These political pressures entirely restructured the landscape of the mortgage-lending industry. Subprime loans, which had constituted just 7% of all mortgages in 2001, accounted for fully 19% of mortgages by 2006. During the same period, other nontraditional loans (such as zero-downpayment loans) rose from fewer than 3% of all mortgages to nearly 14%.[9] Thus the real-estate market became a proverbial house of cards, destined inevitably to collapse. When the indebtedness reached a critical mass, the ensuing financial crash produced a tidal wave of home foreclosures across the United States. “It was ultimately the skyrocketing rates of mortgage delinquencies and defaults,” writes Hoover Institution Fellow Thomas Sowell, “that were like heavy rain in the mountains that caused the flooding downstream…. Government was not passively inefficient. It was actively zealous in promoting risky mortgage lending practices.”[10]
The situation was exacerbated further by the fact that many banks securitized the risky loans—i.e., bundled them together and sold them to third-party investors. Indeed, an ever-growing number of loans were made for the express purpose of securitization and eventual sale. From 2000 to 2005, private securitization of home and commercial mortgages grew tenfold, reaching a peak of more than $1.5 trillion in 2006. Many of these securitized loans were subprime mortgages. Between 2001 and 2006, the securitized share of subprime mortgages increased from 54% to 75%. The result of these ill-conceived lending practices was a full-blown financial crisis characterized by countless home foreclosures and skyrocketing unemployment rates.
It is notable that the primary victims of these calamities were nonwhite minorities of modest means—the very people who ostensibly were the intended beneficiaries of the CRA, ADDI, and the aforementioned HUD and FHA policies. From January 2007 through the end of 2009, some 2.5 million foreclosures were completed nationwide, the vast majority of which were on properties whose mortgages had originated between 2005 and 2008. Of the two-and-a-half million homeowners who were affected, 56.1% were whites (who had taken out 65.9% of all mortgages), and 27.8% were blacks and Hispanics (who together had taken out just 19% of all mortgages). In June 2010 the Center for Responsible Lending reported that among borrowers who had taken out mortgages between 2005 and 2008, nearly 8% of both African-Americans and Hispanics had lost their homes to foreclosure; the corresponding rate for whites was 4.5%. As of November 2011, approximately one-fourth of all black and Hispanic borrowers had either already lost their homes to foreclosure or were seriously delinquent, compared to just under 12% of white borrowers.
These disparities in foreclosure rates were largely due to the fact that African Americans and Hispanics because of their comparatively poor credit ratings, and because those groups were disproportionately represented among those who had fallen into the financial trap of the high-priced subprime mortgages encouraged by the CRA and similar government policies.

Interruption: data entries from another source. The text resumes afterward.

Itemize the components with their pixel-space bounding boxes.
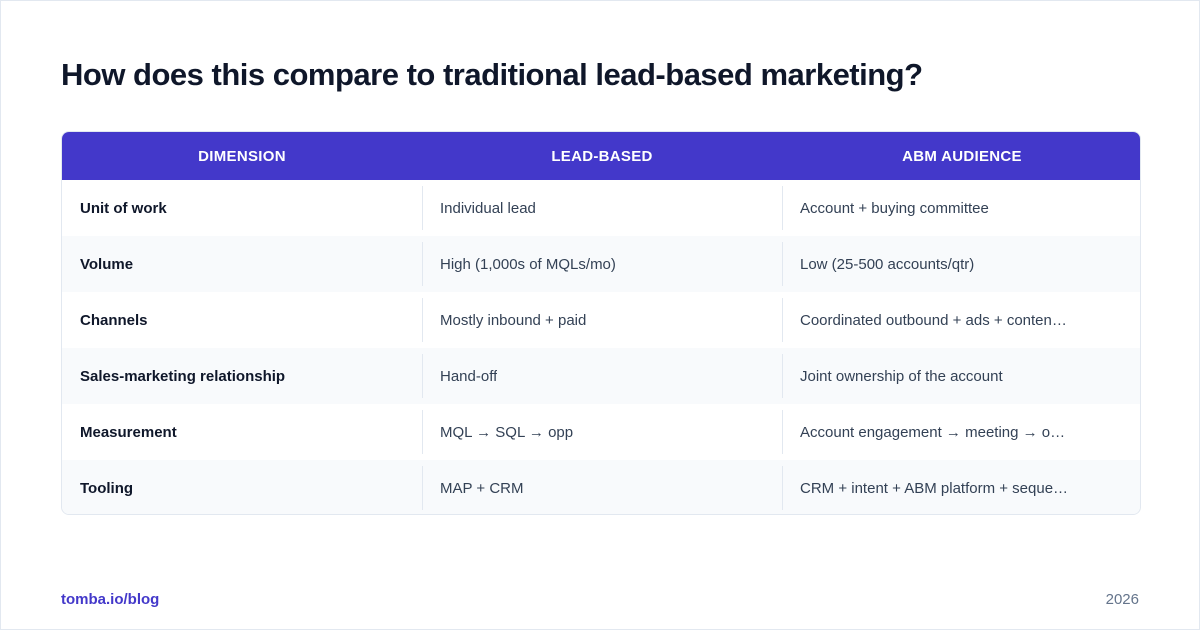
cell-text: Sales-marketing relationship [80, 367, 286, 385]
page-title: How does this compare to traditional lea… [61, 57, 923, 92]
cell-text: MAP + CRM [440, 479, 524, 497]
row-abm-cell: Account engagement → meeting → opp … [782, 404, 1140, 460]
row-dimension-cell: Tooling [62, 460, 422, 514]
row-lead-based-cell: MAP + CRM [422, 460, 782, 514]
table-row: Sales-marketing relationship Hand-off Jo… [62, 348, 1140, 404]
source-link[interactable]: tomba.io/blog [61, 591, 160, 608]
table-row: Volume High (1,000s of MQLs/mo) Low (25-… [62, 236, 1140, 292]
row-abm-cell: Low (25-500 accounts/qtr) [782, 236, 1140, 292]
cell-text: Account engagement → meeting → opp … [800, 423, 1070, 441]
cell-text: Unit of work [80, 199, 167, 217]
cell-text: Coordinated outbound + ads + conten… [800, 311, 1067, 329]
cell-text: Channels [80, 311, 148, 329]
cell-text: Volume [80, 255, 134, 273]
cell-text: MQL → SQL → opp [440, 423, 574, 441]
row-lead-based-cell: Mostly inbound + paid [422, 292, 782, 348]
cell-text: Low (25-500 accounts/qtr) [800, 255, 975, 273]
row-dimension-cell: Measurement [62, 404, 422, 460]
column-header-lead-based: LEAD-BASED [551, 147, 653, 165]
cell-text: Account + buying committee [800, 199, 989, 217]
cell-text: Mostly inbound + paid [440, 311, 587, 329]
row-abm-cell: CRM + intent + ABM platform + seque… [782, 460, 1140, 514]
row-dimension-cell: Channels [62, 292, 422, 348]
row-lead-based-cell: MQL → SQL → opp [422, 404, 782, 460]
row-abm-cell: Account + buying committee [782, 180, 1140, 236]
row-dimension-cell: Volume [62, 236, 422, 292]
cell-text: Tooling [80, 479, 134, 497]
cell-text: Measurement [80, 423, 177, 441]
cell-text: CRM + intent + ABM platform + seque… [800, 479, 1069, 497]
table-header: DIMENSION LEAD-BASED ABM AUDIENCE [62, 132, 1140, 180]
table-row: Measurement MQL → SQL → opp Account enga… [62, 404, 1140, 460]
row-lead-based-cell: Individual lead [422, 180, 782, 236]
row-abm-cell: Coordinated outbound + ads + conten… [782, 292, 1140, 348]
row-lead-based-cell: Hand-off [422, 348, 782, 404]
table-row: Tooling MAP + CRM CRM + intent + ABM pla… [62, 460, 1140, 514]
table-row: Unit of work Individual lead Account + b… [62, 180, 1140, 236]
row-dimension-cell: Unit of work [62, 180, 422, 236]
cell-text: Individual lead [440, 199, 536, 217]
column-header-abm-audience: ABM AUDIENCE [902, 147, 1022, 165]
year-label: 2026 [1105, 591, 1139, 608]
row-dimension-cell: Sales-marketing relationship [62, 348, 422, 404]
cell-text: Joint ownership of the account [800, 367, 1003, 385]
row-abm-cell: Joint ownership of the account [782, 348, 1140, 404]
cell-text: High (1,000s of MQLs/mo) [440, 255, 616, 273]
column-header-dimension: DIMENSION [198, 147, 286, 165]
table-row: Channels Mostly inbound + paid Coordinat… [62, 292, 1140, 348]
comparison-table: DIMENSION LEAD-BASED ABM AUDIENCE Unit o… [61, 131, 1141, 515]
cell-text: Hand-off [440, 367, 498, 385]
row-lead-based-cell: High (1,000s of MQLs/mo) [422, 236, 782, 292]
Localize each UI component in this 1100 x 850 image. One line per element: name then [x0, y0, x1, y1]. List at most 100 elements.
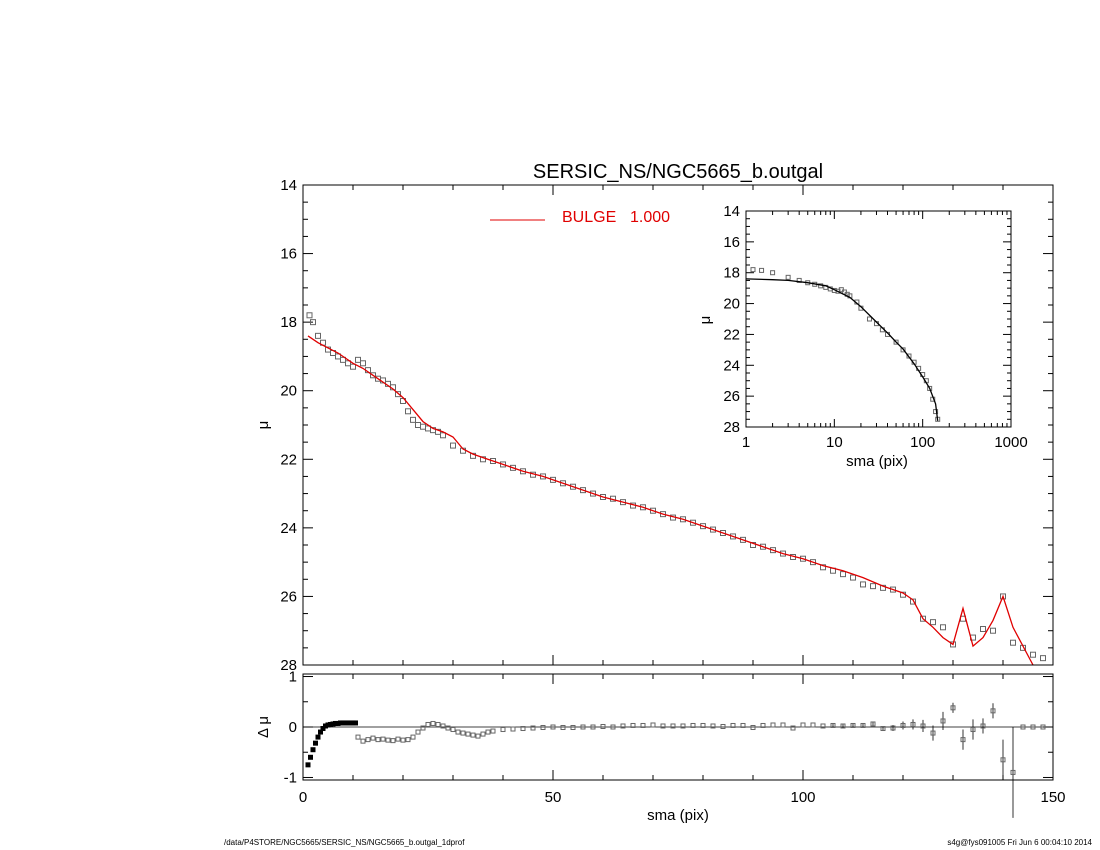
main-profile-panel: SERSIC_NS/NGC5665_b.outgal 14 16 18 20 22 24 2…: [255, 161, 1054, 674]
data-point: [927, 385, 933, 391]
data-point: [560, 725, 566, 731]
y-tick-label: 28: [723, 419, 740, 436]
residual-y-axis-label: Δ μ: [255, 716, 272, 738]
data-point: [770, 547, 776, 554]
x-axis-label: sma (pix): [647, 807, 709, 824]
data-point: [870, 721, 876, 727]
data-point: [570, 725, 576, 731]
data-point: [860, 722, 866, 728]
data-point: [900, 722, 906, 728]
data-point: [990, 708, 996, 714]
main-series: [306, 312, 1046, 666]
x-tick-label: 50: [545, 789, 562, 806]
residual-panel: 0 50 100 150-101 sma (pix) Δ μ: [255, 669, 1066, 824]
data-point: [440, 432, 446, 439]
data-point: [780, 722, 786, 728]
data-point: [740, 536, 746, 543]
model-series-line: [745, 278, 939, 421]
data-point: [500, 461, 506, 468]
data-point: [770, 270, 776, 276]
bulge-series-line: [307, 335, 1034, 666]
data-point: [590, 724, 596, 730]
data-point: [440, 723, 446, 729]
data-point: [490, 458, 496, 464]
data-point: [880, 584, 886, 591]
data-point: [890, 586, 896, 593]
data-point: [395, 736, 401, 742]
data-point: [1030, 724, 1036, 730]
footer-timestamp: s4g@fys091005 Fri Jun 6 00:04:10 2014: [947, 838, 1092, 847]
data-point: [700, 722, 706, 728]
data-point: [1010, 639, 1016, 646]
data-point: [640, 722, 646, 728]
data-point: [370, 372, 376, 379]
data-point: [485, 729, 491, 735]
data-point: [315, 734, 321, 740]
data-point: [305, 762, 311, 768]
data-point: [960, 737, 966, 743]
legend: BULGE 1.000: [490, 209, 670, 226]
data-point: [1030, 651, 1036, 658]
data-point: [353, 720, 358, 726]
data-point: [710, 526, 716, 533]
data-point: [870, 583, 876, 590]
data-point: [405, 408, 411, 415]
data-point: [455, 729, 461, 735]
data-point: [740, 722, 746, 728]
data-point: [850, 574, 856, 581]
legend-label-bulge: BULGE: [562, 209, 616, 226]
data-point: [600, 723, 606, 729]
data-point: [380, 736, 386, 742]
data-point: [405, 737, 411, 743]
data-point: [920, 723, 926, 729]
data-point: [720, 530, 726, 536]
legend-value-bulge: 1.000: [630, 209, 670, 226]
data-point: [570, 483, 576, 490]
data-point: [759, 267, 765, 273]
data-point: [800, 722, 806, 728]
inset-y-axis-label: μ: [697, 316, 714, 325]
data-point: [370, 735, 376, 741]
y-tick-label: 18: [723, 265, 740, 282]
inset-series: [745, 267, 941, 422]
x-tick-label: 10: [826, 434, 843, 451]
x-tick-label: 150: [1040, 789, 1065, 806]
data-point: [940, 718, 946, 724]
data-point: [750, 542, 756, 548]
inset-log-panel: 1 10 100 1000 14 16 18 20 22 24 26 28 sma (pix) μ: [697, 203, 1028, 470]
data-point: [690, 722, 696, 728]
x-tick-label: 100: [910, 434, 935, 451]
data-point: [1040, 724, 1046, 730]
data-point: [425, 721, 431, 727]
data-point: [530, 725, 536, 731]
data-point: [580, 487, 586, 494]
data-point: [550, 476, 556, 483]
data-point: [690, 519, 696, 526]
data-point: [750, 725, 756, 731]
data-point: [410, 734, 416, 740]
data-point: [820, 564, 826, 571]
data-point: [310, 319, 316, 326]
x-tick-label: 0: [299, 789, 307, 806]
data-point: [900, 347, 906, 353]
data-point: [910, 721, 916, 727]
data-point: [480, 456, 486, 463]
data-point: [950, 641, 956, 648]
data-point: [866, 316, 872, 322]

For instance, 52% of blacks (vs. only 16% of whites) had credit scores low enough to classify them as subprime borrowers.[11] Among all borrowers in 2006, some 41.5% of blacks, 30.9% of Hispanics, and 17.8% of whites were recipients of subprime loans. (The notion that such figures reflect lenders’ bias against nonwhites is derailed by the fact that the corresponding rate for Asians was only 11.5%.) And across the United States, the very places where subprime loans were most prevalent also had the highest foreclosure rates. As Thomas Sowell observes: “Being granted loans because the bank needs to meet statistical targets in order to keep federal agencies off their backs, rather than because you are likely to be able to repay the loans, is not unequivocally a benefit to a borrower.”
Prior to the crash, home ownership accounted for 63% of the average net worth of African Americans, as compared to just 38.5% of average white net worth. By 2009, as a result of the government policies that had caused the housing crisis, the median net worth of black households was just $5,677, a 53% decline from the 2005 figure of $12,124 (in constant 2009 dollars). The median net worth of Hispanic households, meanwhile, had fallen by 66% (from $18,359 to $6,325 in constant 2009 dollars) during the same period. (For whites, the decline was just 16%, from $134,992 to $113,149.) According to a Pew Research Center report, “Plummeting house values were the principal cause [of this] erosion in household wealth among all groups.” The Pew study further found that by 2009 the wealth gap between white households and their black or Hispanic counterparts had grown to its widest point since the government began publishing such data by ethnicity in 1984.
It should be noted that the declines in black and Hispanic net worth from 2005-2009 were not just givebacks of windfalls which those groups had reaped during the housing boom of 2000-2005. In 2000, on the eve of that boom, the median net worths (in 2009 dollars) of white, black, and Hispanic households were $99,250, $9,375, and $12,188, respectively. In other words, the housing crisis would actually leave blacks and Hispanics (but not whites) in a significantly worse economic position than they had been in prior to the five-year boom. In fact, blacks and Hispanics (but not whites) were worse off in 2009 than they had been twenty-one years earlier, when the median net worths (in 2009 dollars) of white, black, and Hispanic households were $78,770, $7,589, and $10,046. In one fell swoop, progressive “benevolence” had utterly wiped out decades of black and Hispanic efforts to rise economically. Nor did 2009 mark the end of the calamity for nonwhites. From 2009 to 2012, the African American community collectively lost another $193 billion, and the Hispanic community $180 billion.
The housing-market crisis cast a heavy cloud over what had been one of America’s greatest success stories—the rise of the black middle class. Between 1949 and 1994, the proportion of African Americans in the middle class had nearly quadrupled, from 12% to 44%—an unprecedented advance for any oppressed group in any society on record. But blacks were now, along with Hispanics, the chief victims of the housing disaster that government programs had created. “These are people who played by the rules,” observed National Urban League President Marc Morial. “They built wealth, went to college and had good jobs. But in a short period of time, they’ve fallen back.”
Moreover, it should be noted that home foreclosures were only part of the calamity suffered by nonwhite minorities. When the bottom fell out of the housing market, it inevitably fell out of the jobs market as well. Click here for details.
Notwithstanding the colossal disaster which the Community Reinvestment Act inflicted on the American people—and on nonwhite minorities in particular—left-wing Democrats, for reasons of “economic justice,” tried to resurrect the CRA in 2009. That year, Rep. Eddie Bernice Johnson (D-Texas) sponsored (along with 51 fellow Congressional Democrats) the Community Reinvestment Modernization Act “to close the wealth gap in the United States” by increasing “home ownership and small business ownership for low- and moderate-income borrowers and persons of color.” Specifically, the legislation sought to extend the CRA’s strict lending requirements to credit unions, insurance companies, and mortgage lenders, and to make its mandates more explicitly race-based by applying lower lending standards not only to low- and moderate-income borrowers, but to any nonwhite minorities, regardless of income.